Auxiliary Exhausting Ventilation

- Organization:
- Society for Mining, Metallurgy & Exploration
- Pages:
- 9
- File Size:
- 1245 KB
- Publication Date:
- Jan 1, 1967
Abstract
It is a pleasure to appear on this program and discuss a subject which is of particular interest to me. In my regular duties as Safety Director of Bituminous Coal Operators' Association, I am called on by member companies to discuss matters affecting face ventilation. As a member of the Joint Industry Safety Committee, as I will later describe, I have a part in processing requests for the use of auxiliary fans for face ventilation. The use of auxiliary fans in bituminous coal mines for this purpose came into rather wide use in the late. '20's when conveyor mining was introduced.
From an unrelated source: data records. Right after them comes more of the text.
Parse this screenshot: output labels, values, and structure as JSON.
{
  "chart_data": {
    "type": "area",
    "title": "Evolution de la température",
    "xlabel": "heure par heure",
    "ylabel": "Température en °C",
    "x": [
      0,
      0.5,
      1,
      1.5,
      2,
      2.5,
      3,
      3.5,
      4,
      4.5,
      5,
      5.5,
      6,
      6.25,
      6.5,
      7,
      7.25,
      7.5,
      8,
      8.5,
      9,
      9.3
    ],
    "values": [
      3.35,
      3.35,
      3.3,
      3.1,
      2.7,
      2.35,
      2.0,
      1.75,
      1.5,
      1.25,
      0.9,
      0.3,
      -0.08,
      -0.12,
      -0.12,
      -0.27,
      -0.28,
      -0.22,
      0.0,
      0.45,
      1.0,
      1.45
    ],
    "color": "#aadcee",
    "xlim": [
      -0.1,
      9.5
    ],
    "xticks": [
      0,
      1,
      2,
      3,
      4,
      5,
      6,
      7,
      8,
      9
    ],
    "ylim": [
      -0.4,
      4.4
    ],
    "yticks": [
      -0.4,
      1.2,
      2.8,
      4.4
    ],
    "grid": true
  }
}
In this application, the equipment consisted of a chain conveyor with a face chain conveyor parallel to the face on which the coal was loaded by hand and, in turn, was discharged onto the room conveyor and thence to a loading point on the entry at the mouth of the room. Another method was to use a shaker conveyor with a duckbill which was maneuvered across the face of the room from which the coal was loaded and transported by the shaker to the loading point. In either case the equipment did not readily lend itself to driving crosscuts or breakthroughs with the result that rooms were driven to depths of 250 or 300 feet without adequate means of ventilating the face area with the main split of air. It was, therefore, necessary to use other means of ventilating this area as the rooms were being driven and during retreat work if pillars were extracted. Auxiliary fans of the blowing type were utilized for this purpose. They were of very small capacity using small diameter tubing. By the time the room was driven half way to its projected limit ventilation was very poor or practically nonexistent. To compound the problem the fan was usually set up at the mouth or neck of the room and in many cases the intake air to the fan was the return air from the room. It is small wonder, therefore, that there is on record 12 cases where auxiliary fans were given as the cause of explosions. In 9 of these occurrences, arcs or sparks from open-type motors or accessory equipment on these fans were given as the primary ignition source. They fell into such ill repute that in a number of cases they were blamed as the ignition source even though smoking was strongly suspected as the primary cause.
Citation
APA:
(1967) Auxiliary Exhausting VentilationMLA: Auxiliary Exhausting Ventilation. Society for Mining, Metallurgy & Exploration, 1967.